Les acteurs Kevin Hart et Dwayne Johnson pratiquent chacun un style d’humour assez peu complémentaire. Tandis que le premier s’engage de préférence dans une surenchère de vannes hystériques, en référence très indirecte et toutes proportions gardées, puisqu’il s’agit d’une version au rabais, à l’énervement constant de Louis De Funès, le deuxième joue d’une manière distincte de son physique – incomparablement plus imposant – pour camper une sorte de bonhomme au penchant paternel, quoique pas toujours particulièrement futé ou à l’aise dans un environnement étranger. L’un comme l’autre a progressivement atteint les sommets du box-office américain et leur rencontre à l’écran n’était donc qu’une question de temps. C’est désormais chose faite grâce à Agents presque secrets, une comédie d’espionnage plaisante, dans laquelle les deux vedettes ont suffisamment arrondi les angles de leur fond de commerce respectif pour pouvoir travailler efficacement ensemble. Les nombreuses incohérences scénaristiques y sont contrebalancées par le traitement simpliste mais engagé d’un sujet plus que jamais d’actualité : le harcèlement à l’école.
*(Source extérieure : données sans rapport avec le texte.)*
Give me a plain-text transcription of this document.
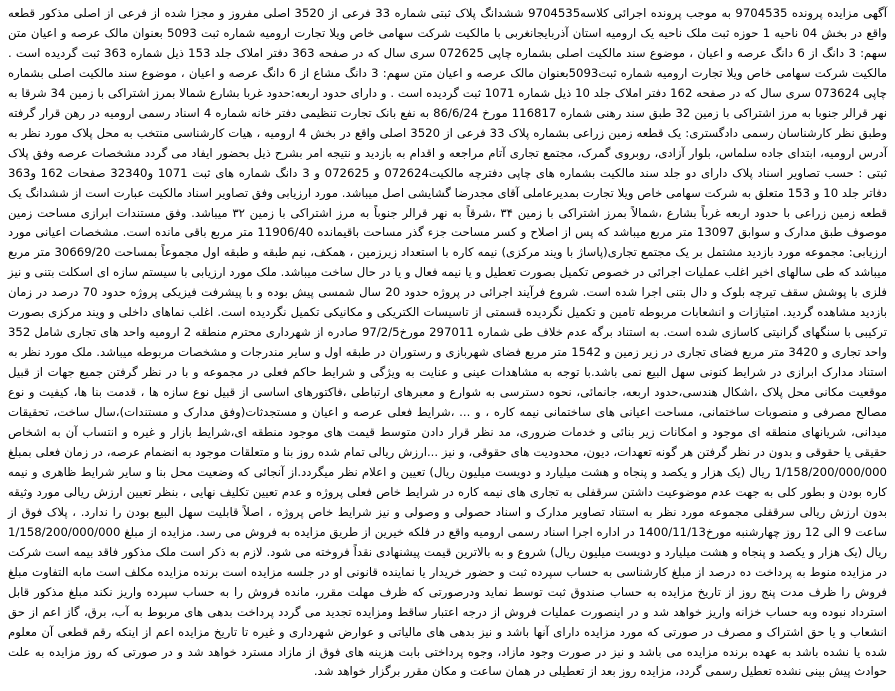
آگهی مزایده پرونده 9704535 به موجب پرونده اجرائی کلاسه9704535 ششدانگ پلاک ثبتی شماره 33 فرعی از 3520 اصلی مفروز و مجزا شده از فرعی از اصلی مذکور قطعه واقع در بخش 04 ناحیه 1 حوزه ثبت ملک ناحیه یک ارومیه استان آذربایجانغربی با مالکیت شرکت سهامی خاص ویلا تجارت ارومیه شماره ثبت 5093 بعنوان مالک عرصه و اعیان متن سهم: 3 دانگ از 6 دانگ عرصه و اعیان ، موضوع سند مالکیت اصلی بشماره چاپی 072625 سری سال که در صفحه 363 دفتر املاک جلد 153 ذیل شماره 363 ثبت گردیده است . مالکیت شرکت سهامی خاص ویلا تجارت ارومیه شماره ثبت5093بعنوان مالک عرصه و اعیان متن سهم: 3 دانگ مشاع از 6 دانگ عرصه و اعیان ، موضوع سند مالکیت اصلی بشماره چاپی 073624 سری سال که در صفحه 162 دفتر املاک جلد 10 ذیل شماره 1071 ثبت گردیده است . و دارای حدود اربعه:حدود غربا بشارع شمالا بمرز اشتراکی با زمین 34 شرقا به نهر قرالر جنوبا به مرز اشتراکی با زمین 32 طبق سند رهنی شماره 116817 مورخ 86/6/24 به نفع بانک تجارت تنظیمی دفتر خانه شماره 4 اسناد رسمی ارومیه در رهن قرار گرفته وطبق نظر کارشناسان رسمی دادگستری: یک قطعه زمین زراعی بشماره پلاک 33 فرعی از 3520 اصلی واقع در بخش 4 ارومیه ، هیات کارشناسی منتخب به محل پلاک مورد نظر به آدرس ارومیه، ابتدای جاده سلماس، بلوار آزادی، روبروی گمرک، مجتمع تجاری آتام مراجعه و اقدام به بازدید و نتیجه امر بشرح ذیل بحضور ایفاد می گردد مشخصات عرصه وفق پلاک ثبتی : حسب تصاویر اسناد پلاک دارای دو جلد سند مالکیت بشماره های چاپی دفترچه مالکیت072624 و 072625 و 3 دانگ شماره های ثبت 1071 و32340 صفحات 162 و363 دفاتر جلد 10 و 153 متعلق به شرکت سهامی خاص ویلا تجارت بمدیرعاملی آقای مجدرضا گشایشی اصل میباشد. مورد ارزیابی وفق تصاویر اسناد مالکیت عبارت است از ششدانگ یک قطعه زمین زراعی با حدود اربعه غرباً بشارع ،شمالاً بمرز اشتراکی با زمین ۳۴ ،شرقاً به نهر قرالر جنوباً به مرز اشتراکی با زمین ۳۲ میباشد. وفق مستندات ابرازی مساحت زمین موصوف طبق مدارک و سوابق 13097 متر مربع میباشد که پس از اصلاح و کسر مساحت جزء گذر مساحت باقیمانده 11906/40 متر مربع باقی مانده است. مشخصات اعیانی مورد ارزیابی: مجموعه مورد بازدید مشتمل بر یک مجتمع تجاری(پاساژ با ویند مرکزی) نیمه کاره با استعداد زیرزمین ، همکف، نیم طبقه و طبقه اول مجموعاً بمساحت 30669/20 متر مربع میباشد که طی سالهای اخیر اغلب عملیات اجرائی در خصوص تکمیل بصورت تعطیل و یا نیمه فعال و یا در حال ساخت میباشد. ملک مورد ارزیابی با سیستم سازه ای اسکلت بتنی و نیز فلزی با پوشش سقف تیرچه بلوک و دال بتنی اجرا شده است. شروع فرآیند اجرائی در پروژه حدود 20 سال شمسی پیش بوده و با پیشرفت فیزیکی پروژه حدود 70 درصد در زمان بازدید مشاهده گردید. امتیازات و انشعابات مربوطه تامین و تکمیل نگردیده قسمتی از تاسیسات الکتریکی و مکانیکی تکمیل نگردیده است. اغلب نماهای داخلی و ویند مرکزی بصورت ترکیبی با سنگهای گرانیتی کاسازی شده است. به استناد برگه عدم خلاف طی شماره 297011 مورخ97/2/5 صادره از شهرداری محترم منطقه 2 ارومیه واحد های تجاری شامل 352 واحد تجاری و 3420 متر مربع فضای تجاری در زیر زمین و 1542 متر مربع فضای شهربازی و رستوران در طبقه اول و سایر مندرجات و مشخصات مربوطه میباشد. ملک مورد نظر به استناد مدارک ابرازی در شرایط کنونی سهل البیع نمی باشد.با توجه به مشاهدات عینی و عنایت به ویژگی و شرایط حاکم فعلی در مجموعه و با در نظر گرفتن جمیع جهات از قبیل موقعیت مکانی محل پلاک ،اشکال هندسی،حدود اربعه، جانمائی، نحوه دسترسی به شوارع و معبرهای ارتباطی ،فاکتورهای اساسی از قبیل نوع سازه ها ، قدمت بنا ها، کیفیت و نوع مصالح مصرفی و منصوبات ساختمانی، مساحت اعیانی های ساختمانی نیمه کاره ، و ... ،شرایط فعلی عرصه و اعیان و مستجدثات(وفق مدارک و مستندات)،سال ساخت، تحقیقات میدانی، شریانهای منطقه ای موجود و امکانات زیر بنائی و خدمات ضروری، مد نظر قرار دادن متوسط قیمت های موجود منطقه ای،شرایط بازار و غیره و انتساب آن به اشخاص حقیقی یا حقوقی و بدون در نظر گرفتن هر گونه تعهدات، دیون، محدودیت های حقوقی، و نیز ...ارزش ریالی تمام شده روز بنا و متعلقات موجود به انضمام عرصه، در زمان فعلی بمبلغ 1/158/200/000/000 ریال (یک هزار و یکصد و پنجاه و هشت میلیارد و دویست میلیون ریال) تعیین و اعلام نظر میگردد.از آنجائی که وضعیت محل بنا و سایر شرایط ظاهری و نیمه کاره بودن و بطور کلی به جهت عدم موضوعیت داشتن سرقفلی به تجاری های نیمه کاره در شرایط خاص فعلی پروژه و عدم تعیین تکلیف نهایی ، بنظر تعیین ارزش ریالی مورد وثیقه بدون ارزش ریالی سرقفلی مجموعه مورد نظر به استناد تصاویر مدارک و اسناد حصولی و وصولی و نیز شرایط خاص پروژه ، اصلاً قابلیت سهل البیع بودن را ندارد. ، پلاک فوق از ساعت 9 الی 12 روز چهارشنبه مورخ1400/11/13 در اداره اجرا اسناد رسمی ارومیه واقع در فلکه خیرین از طریق مزایده به فروش می رسد. مزایده از مبلغ 1/158/200/000/000 ریال (یک هزار و یکصد و پنجاه و هشت میلیارد و دویست میلیون ریال) شروع و به بالاترین قیمت پیشنهادی نقداً فروخته می شود. لازم به ذکر است ملک مذکور فاقد بیمه است شرکت در مزایده منوط به پرداخت ده درصد از مبلغ کارشناسی به حساب سپرده ثبت و حضور خریدار یا نماینده قانونی او در جلسه مزایده است برنده مزایده مکلف است مابه التفاوت مبلغ فروش را ظرف مدت پنج روز از تاریخ مزایده به حساب صندوق ثبت توسط نماید ودرصورتی که ظرف مهلت مقرر، مانده فروش را به حساب سپرده واریز نکند مبلغ مذکور قابل استرداد نبوده وبه حساب خزانه واریز خواهد شد و در اینصورت عملیات فروش از درجه اعتبار ساقط ومزایده تجدید می گردد پرداخت بدهی های مربوط به آب، برق، گاز اعم از حق انشعاب و یا حق اشتراک و مصرف در صورتی که مورد مزایده دارای آنها باشد و نیز بدهی های مالیاتی و عوارض شهرداری و غیره تا تاریخ مزایده اعم از اینکه رقم قطعی آن معلوم شده یا نشده باشد به عهده برنده مزایده می باشد و نیز در صورت وجود مازاد، وجوه پرداختی بابت هزینه های فوق از مازاد مسترد خواهد شد و در صورتی که روز مزایده به علت حوادث پیش بینی نشده تعطیل رسمی گردد، مزایده روز بعد از تعطیلی در همان ساعت و مکان مقرر برگزار خواهد شد.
Synopsis : Il y a vingt ans, au moment du bac, Calvin Joyner était l’élève le plus populaire de son lycée, celui à qui ses camarades prédisaient l’avenir le plus brillant. Or, son parcours professionnel n’a nullement justifié ces espérances depuis, puisqu’il travaille à présent comme comptable, sans espoir de faire encore carrière un jour. Alors que la réunion des anciens élèves approche, Calvin est contacté via les réseaux sociaux par un certain Bob Stone, qui est en fait Robbie Weirdicht, à l’époque la risée de toute l’école. Entre-temps, il est devenu un homme des plus séduisants, qui souhaite renouer avec Calvin, le seul à ne pas l’avoir ridiculisé lorsqu’il était encore gros et complexé. Les retrouvailles débouchent sur une aventure insensée, parce que Bob est devenu un agent de la CIA qui a besoin des services informatiques de son nouvel ami pour déjouer un complot.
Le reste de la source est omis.